In December 2022, the minister said 20 transformers were ready for delivery and were already arriving.
He said, “Through the agreement with Siemens, orders had been made for the purchase of 10 morbid power transformers and 10 mobile substations. The 10 transformers to be situated across the country have started arriving.”
A 60MVA power transformer was then delivered to the Apo transmission substation in December. However, there has been no report of key activities at the distribution segment of the initiative after the launch of the power distribution package implementation document.
No impact yet after 4 years, timelines shifted – Experts
Commenting on the PPI, the executive director and chief executive officer of Power Up, Adetayo Adegbemle, said the project had been shrouded in mystery since it was conceived in 2019.
Worried about the delays and the various reasons being given, Adegbemle said, “It was first blamed on COVID-19 pandemic, then the Russia-Ukraine war.
“This is a project that was started without a substantial memorandum of understanding and no clearly defined project scope.”
The power sector analyst noted that although a lot of ‘mega transformers’ had been delivered to the TCN, funded by the World Bank, they were no Siemens-PPI deliveries but mistaken by power consumers for such as they await to see improved electricity supply.
The Power Up head doubts if the first of the project, which is just at a crawl, can create a significant impact on the national grid, and called on the administration to evaluate it.

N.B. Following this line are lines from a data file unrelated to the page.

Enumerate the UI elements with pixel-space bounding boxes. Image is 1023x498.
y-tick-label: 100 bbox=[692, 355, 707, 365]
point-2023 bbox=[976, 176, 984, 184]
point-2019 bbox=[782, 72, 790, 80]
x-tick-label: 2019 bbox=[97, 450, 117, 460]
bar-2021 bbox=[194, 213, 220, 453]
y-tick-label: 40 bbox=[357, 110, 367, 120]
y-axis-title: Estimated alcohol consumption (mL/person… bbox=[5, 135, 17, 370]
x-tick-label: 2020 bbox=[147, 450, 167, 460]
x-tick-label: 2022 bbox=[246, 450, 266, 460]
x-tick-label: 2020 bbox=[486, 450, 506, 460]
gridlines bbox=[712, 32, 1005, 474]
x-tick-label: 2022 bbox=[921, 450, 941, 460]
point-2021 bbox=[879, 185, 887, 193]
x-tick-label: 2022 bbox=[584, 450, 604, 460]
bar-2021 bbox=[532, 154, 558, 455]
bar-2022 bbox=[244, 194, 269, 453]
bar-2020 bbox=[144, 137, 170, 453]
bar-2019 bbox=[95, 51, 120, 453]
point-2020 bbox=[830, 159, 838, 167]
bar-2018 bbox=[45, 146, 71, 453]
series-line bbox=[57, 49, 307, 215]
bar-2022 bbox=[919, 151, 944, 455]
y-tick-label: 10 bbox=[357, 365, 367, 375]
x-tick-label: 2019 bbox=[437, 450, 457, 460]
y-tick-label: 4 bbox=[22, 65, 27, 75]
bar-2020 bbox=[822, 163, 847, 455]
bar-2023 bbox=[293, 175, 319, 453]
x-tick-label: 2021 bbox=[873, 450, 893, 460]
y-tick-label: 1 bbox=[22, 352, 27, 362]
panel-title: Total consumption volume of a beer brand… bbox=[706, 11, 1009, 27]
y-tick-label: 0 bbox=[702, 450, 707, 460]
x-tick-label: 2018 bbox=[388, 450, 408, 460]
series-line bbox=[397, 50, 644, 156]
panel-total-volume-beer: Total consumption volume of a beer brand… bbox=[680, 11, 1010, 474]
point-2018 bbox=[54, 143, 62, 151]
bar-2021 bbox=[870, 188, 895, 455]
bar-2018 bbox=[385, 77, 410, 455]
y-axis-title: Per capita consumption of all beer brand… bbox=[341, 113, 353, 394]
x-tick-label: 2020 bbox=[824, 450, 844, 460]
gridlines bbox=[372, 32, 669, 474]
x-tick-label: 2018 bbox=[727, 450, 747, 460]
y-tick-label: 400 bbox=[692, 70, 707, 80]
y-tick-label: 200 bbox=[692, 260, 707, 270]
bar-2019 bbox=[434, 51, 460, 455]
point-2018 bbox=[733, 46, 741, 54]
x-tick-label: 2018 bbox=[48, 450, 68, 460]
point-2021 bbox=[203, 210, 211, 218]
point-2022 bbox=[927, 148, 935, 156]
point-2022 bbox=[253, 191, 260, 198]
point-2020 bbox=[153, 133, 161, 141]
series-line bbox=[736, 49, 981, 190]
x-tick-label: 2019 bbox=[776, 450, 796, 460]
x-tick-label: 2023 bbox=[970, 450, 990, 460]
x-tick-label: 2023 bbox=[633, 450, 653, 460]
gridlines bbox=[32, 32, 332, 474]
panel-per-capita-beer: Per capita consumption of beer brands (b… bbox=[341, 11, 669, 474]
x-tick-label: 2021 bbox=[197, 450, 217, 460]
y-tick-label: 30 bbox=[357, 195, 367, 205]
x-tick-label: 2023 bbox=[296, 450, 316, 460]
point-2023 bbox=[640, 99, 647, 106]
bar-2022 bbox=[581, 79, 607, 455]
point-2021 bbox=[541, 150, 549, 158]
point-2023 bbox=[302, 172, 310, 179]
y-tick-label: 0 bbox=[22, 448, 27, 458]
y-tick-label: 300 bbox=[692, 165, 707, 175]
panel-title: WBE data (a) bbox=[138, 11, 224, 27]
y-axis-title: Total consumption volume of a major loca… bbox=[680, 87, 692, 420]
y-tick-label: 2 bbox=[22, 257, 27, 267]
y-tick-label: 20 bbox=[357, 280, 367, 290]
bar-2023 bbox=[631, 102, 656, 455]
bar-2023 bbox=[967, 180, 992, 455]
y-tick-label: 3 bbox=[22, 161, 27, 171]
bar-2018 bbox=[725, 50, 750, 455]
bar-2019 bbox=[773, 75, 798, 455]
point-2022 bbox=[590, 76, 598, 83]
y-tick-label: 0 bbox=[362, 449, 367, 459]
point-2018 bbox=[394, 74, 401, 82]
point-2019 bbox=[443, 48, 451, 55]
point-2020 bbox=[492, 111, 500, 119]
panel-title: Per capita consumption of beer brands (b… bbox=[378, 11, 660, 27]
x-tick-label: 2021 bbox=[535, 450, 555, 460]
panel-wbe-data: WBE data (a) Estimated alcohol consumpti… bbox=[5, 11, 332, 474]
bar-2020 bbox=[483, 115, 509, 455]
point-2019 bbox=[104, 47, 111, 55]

He said, “The first 10 transformers for the TCN are not even completely in Nigeria yet, not to mention installing them. I am not expecting any miracle within these last 60 days of President Buhari.
“The incoming administration is expected to first suspend this unsustainable waste of the scarce national resources and revert all implementation back to the TCN structure, which has shown seriousness to rescue the transmission infrastructure by their project implementations in the last few months.”
Corroborating other views about the historic issues with Siemens on project delivery, Adegbemle said, “Talking about the scope, it is also now understood that Siemens has bulked in the scope, claiming that their job is only to provide OEMs, and does not include installations of transformers.”
Also speaking, the president, Nigeria Consumer Protection Network (NCPN), Kunle Olubiyo, said there were high expectations for the PPI projects “but after about four years in the pipeline, the PPI has remained low in terms of practically tangible deliverables and low in terms of project’s execution.
“In real terms, the PPI has not recorded any meaningful impact and does not make any meaning to the citizenry. There has been what looks like incessant shifts in project’s goal post and project’s actionable timelines.”
Olubiyo blamed the monopolistic nature of the transaction by Siemens, saying, “The project by itself is a monopolistic equipment supplies deal struck by Siemens A.G of Germany, with attendant counterpart funding expected to be provided by the Nigerian government. The project, therefore, is not a charity as perceived; it is purely a foreign loan from Germany granted to Nigeria through Siemens of Germany.”
For the incoming government, Olubiyo advised, “Having witnessed about four years of delay, the credit facility attached to this project needs to be restructured with the project’s cost, actionables, deliverables and timelines. A project review in line with the foregoing should be embarked upon to capture the period of delay and non-performance.”